Jenny Mitchell, 28, was an unsuspecting user of chemical hair relaxers, having been using them for the past 18 years since she was 10 years old. Unbeknownst to her, the prolonged exposure to these potentially harmful substances may have been the cause of her being diagnosed with uterine cancer in 2018. Mitchell’s lawsuit was the first of many to be filed after a study released by the National Institute of Health in October 2022, which affirmed the connection between chemical hair relaxers and certain cancers. As per the study, several of the substances found in the relaxers, commonly listed as “fragrance” could disrupt hormones and contribute to the growth of gynecologic cancer. The lawsuits allege the manufacturer’s negligence, holding them responsible for not warning consumers of the potential risks. The claims allege that the manufacturer did not warn consumers of the possible danger of using their product, and is thus responsible for their negligence.
This story highlights the concept of damages available for personal injury accidents – an important aspect of personal injury law. After being hurt as a consequence of someone else’s negligence, an individual is likely eligible for financial compensation for medical expenses, lost wages, pain and suffering, and property damage, amongst other related losses. Oklahoma has very specific laws concerning negligence and recoverable damages for accidents.
In Tulsa, Oklahoma, those who have been hurt in an accident can be able to pursue reimbursement for numerous losses, like medical costs, lost wages, and property damage. It is critical to comprehend the varied types of personal injury lawsuits and the legal statutes that regulate them so as to decide which form of damages you are entitled to.
Statutes of limitations are time limits for filing a lawsuit, criminal charges or other legal actions. State laws set a time limit to bring civil action, and if the claim is not made within that time frame, the plaintiff may forfeit any potential damages. According to Oklahoma law, plaintiffs generally have two years to file a case.
Statutes of limitation ensure that legal claims are processed and addressed promptly, rather than being left to linger unresolved for extended periods. Evidence can deteriorate with time; it can be difficult to gather accurate facts, while witnesses’ memories can become unreliable, and documents can be lost or destroyed.
The Oklahoma Supreme Court also recognizes a “discovery rule” which may affect the time limit. This rule essentially states that the statute of limitations does not begin to run until the injured party is aware or should have reasonably been aware that an injury has occurred. For instance, if someone was exposed to asbestos as a child, but the effects of that exposure were not discovered until many years later, then the statute of limitations may not begin to run until the discovery of the injury.
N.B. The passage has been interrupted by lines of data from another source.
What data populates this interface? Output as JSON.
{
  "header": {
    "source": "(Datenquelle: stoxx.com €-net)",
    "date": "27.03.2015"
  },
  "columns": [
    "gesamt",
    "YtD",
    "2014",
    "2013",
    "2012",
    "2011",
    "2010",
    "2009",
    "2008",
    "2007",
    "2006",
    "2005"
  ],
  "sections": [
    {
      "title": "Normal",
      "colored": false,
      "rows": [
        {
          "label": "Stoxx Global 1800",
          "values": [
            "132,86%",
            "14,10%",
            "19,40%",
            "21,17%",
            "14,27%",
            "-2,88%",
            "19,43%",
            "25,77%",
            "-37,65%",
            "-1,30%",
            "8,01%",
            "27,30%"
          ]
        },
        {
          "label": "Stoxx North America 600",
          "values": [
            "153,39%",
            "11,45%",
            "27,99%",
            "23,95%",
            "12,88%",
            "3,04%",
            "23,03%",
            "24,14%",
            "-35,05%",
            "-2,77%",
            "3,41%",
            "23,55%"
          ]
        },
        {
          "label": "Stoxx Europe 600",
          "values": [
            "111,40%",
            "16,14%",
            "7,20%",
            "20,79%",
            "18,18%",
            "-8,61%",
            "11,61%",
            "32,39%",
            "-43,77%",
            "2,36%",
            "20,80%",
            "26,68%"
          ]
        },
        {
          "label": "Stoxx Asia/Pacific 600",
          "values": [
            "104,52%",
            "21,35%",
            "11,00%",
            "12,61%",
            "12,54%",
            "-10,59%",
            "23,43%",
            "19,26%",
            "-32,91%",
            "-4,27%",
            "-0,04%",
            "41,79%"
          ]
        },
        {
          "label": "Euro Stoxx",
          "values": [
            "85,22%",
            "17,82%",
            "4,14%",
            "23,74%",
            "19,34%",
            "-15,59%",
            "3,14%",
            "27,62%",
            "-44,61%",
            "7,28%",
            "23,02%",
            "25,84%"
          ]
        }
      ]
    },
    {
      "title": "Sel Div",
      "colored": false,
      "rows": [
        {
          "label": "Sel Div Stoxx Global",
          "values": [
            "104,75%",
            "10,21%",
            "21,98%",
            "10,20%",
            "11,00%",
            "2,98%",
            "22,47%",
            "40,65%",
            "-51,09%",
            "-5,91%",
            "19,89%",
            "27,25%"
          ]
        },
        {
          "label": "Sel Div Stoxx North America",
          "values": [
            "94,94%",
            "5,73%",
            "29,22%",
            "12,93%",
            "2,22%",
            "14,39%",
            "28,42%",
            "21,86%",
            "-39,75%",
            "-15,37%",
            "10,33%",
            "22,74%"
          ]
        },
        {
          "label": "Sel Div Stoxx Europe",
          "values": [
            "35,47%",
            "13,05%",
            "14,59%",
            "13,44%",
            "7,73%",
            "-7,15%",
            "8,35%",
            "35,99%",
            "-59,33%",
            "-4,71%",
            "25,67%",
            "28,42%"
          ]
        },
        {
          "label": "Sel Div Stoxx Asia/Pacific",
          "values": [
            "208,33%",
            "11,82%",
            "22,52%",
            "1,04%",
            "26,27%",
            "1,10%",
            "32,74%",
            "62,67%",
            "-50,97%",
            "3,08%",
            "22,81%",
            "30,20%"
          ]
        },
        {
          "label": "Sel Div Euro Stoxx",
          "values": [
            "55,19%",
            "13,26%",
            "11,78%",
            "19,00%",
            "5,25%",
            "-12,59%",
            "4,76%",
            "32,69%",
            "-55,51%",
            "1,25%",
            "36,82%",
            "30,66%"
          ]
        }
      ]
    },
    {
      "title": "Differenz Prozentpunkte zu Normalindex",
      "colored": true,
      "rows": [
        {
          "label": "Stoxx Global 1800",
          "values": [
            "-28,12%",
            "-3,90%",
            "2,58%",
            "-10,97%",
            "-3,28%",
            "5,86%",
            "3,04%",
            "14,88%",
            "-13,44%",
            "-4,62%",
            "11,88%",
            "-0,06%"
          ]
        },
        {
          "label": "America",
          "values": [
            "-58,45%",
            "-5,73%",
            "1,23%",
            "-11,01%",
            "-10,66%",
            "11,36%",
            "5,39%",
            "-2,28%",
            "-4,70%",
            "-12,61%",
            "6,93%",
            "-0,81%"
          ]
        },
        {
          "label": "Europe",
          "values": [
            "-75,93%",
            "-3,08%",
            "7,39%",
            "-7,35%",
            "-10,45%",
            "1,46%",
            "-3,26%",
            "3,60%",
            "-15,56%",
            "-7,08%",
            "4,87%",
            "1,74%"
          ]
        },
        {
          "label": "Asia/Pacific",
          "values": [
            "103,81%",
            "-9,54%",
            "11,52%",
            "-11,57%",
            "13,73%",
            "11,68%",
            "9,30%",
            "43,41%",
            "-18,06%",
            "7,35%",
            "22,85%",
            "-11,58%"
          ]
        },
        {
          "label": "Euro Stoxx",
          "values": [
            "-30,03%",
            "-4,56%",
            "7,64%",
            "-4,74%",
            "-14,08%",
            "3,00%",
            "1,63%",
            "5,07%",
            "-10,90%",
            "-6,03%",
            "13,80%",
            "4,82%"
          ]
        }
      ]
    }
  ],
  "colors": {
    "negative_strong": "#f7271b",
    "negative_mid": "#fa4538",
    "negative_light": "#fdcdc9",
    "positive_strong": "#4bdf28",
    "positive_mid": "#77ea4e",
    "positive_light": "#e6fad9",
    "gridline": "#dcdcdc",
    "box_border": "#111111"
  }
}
When it comes to insurance coverage, Oklahoma has certain requirements relating to the minimum amount of insurance a motorist is meant to carry. This can be found in the Oklahoma Statutes, Title 47, Article 2, Section 7-204.
The minimum insurance limits required in Oklahoma are 25/50/25: $25,000 for bodily injury per person; $50,000 for bodily injury per accident; and $25,000 for property damage.
In Oklahoma, fault is an important factor to consider when determining who is responsible for the damages caused by an accident. If both drivers are found to be at fault, the person who is less than 50% responsible can still recover damages, however, their damages will be reduced by the percentage of their fault. There is a “comparative negligence standard” in place which stipulates that an injured person can still recover damages from the other party involved even if they are partially at fault for the incident. However, if the court or jury finds that the injured person is 50% or more at fault for the incident, they cannot recover any damages.
Proving fault in a car accident case usually involves showing that someone was negligent, meaning they failed to take reasonable care to avoid the accident. This is often shown by proving that the other person violated a traffic law, such as running a red light, which caused the accident.
It’s important to understand the laws of negligence and comparative fault in order to determine who is liable and what kind of damages can be recovered.
In Tulsa, OK, state law outlines how individuals can receive compensation for damages caused by an accident. While the amount of financial recovery may vary depending on the specifics of the case, some categories of losses that are commonly considered eligible for compensation include medical expenses, lost wages, pain and suffering, property damage, and other related costs. It’s important that you not only know what the laws are, but that you understand how that applies to your situation and rights if you have been injured in an accident.
While an insurance company may try to get you to settle and convince you that your claim is not worth taking to court, that is usually not the truth.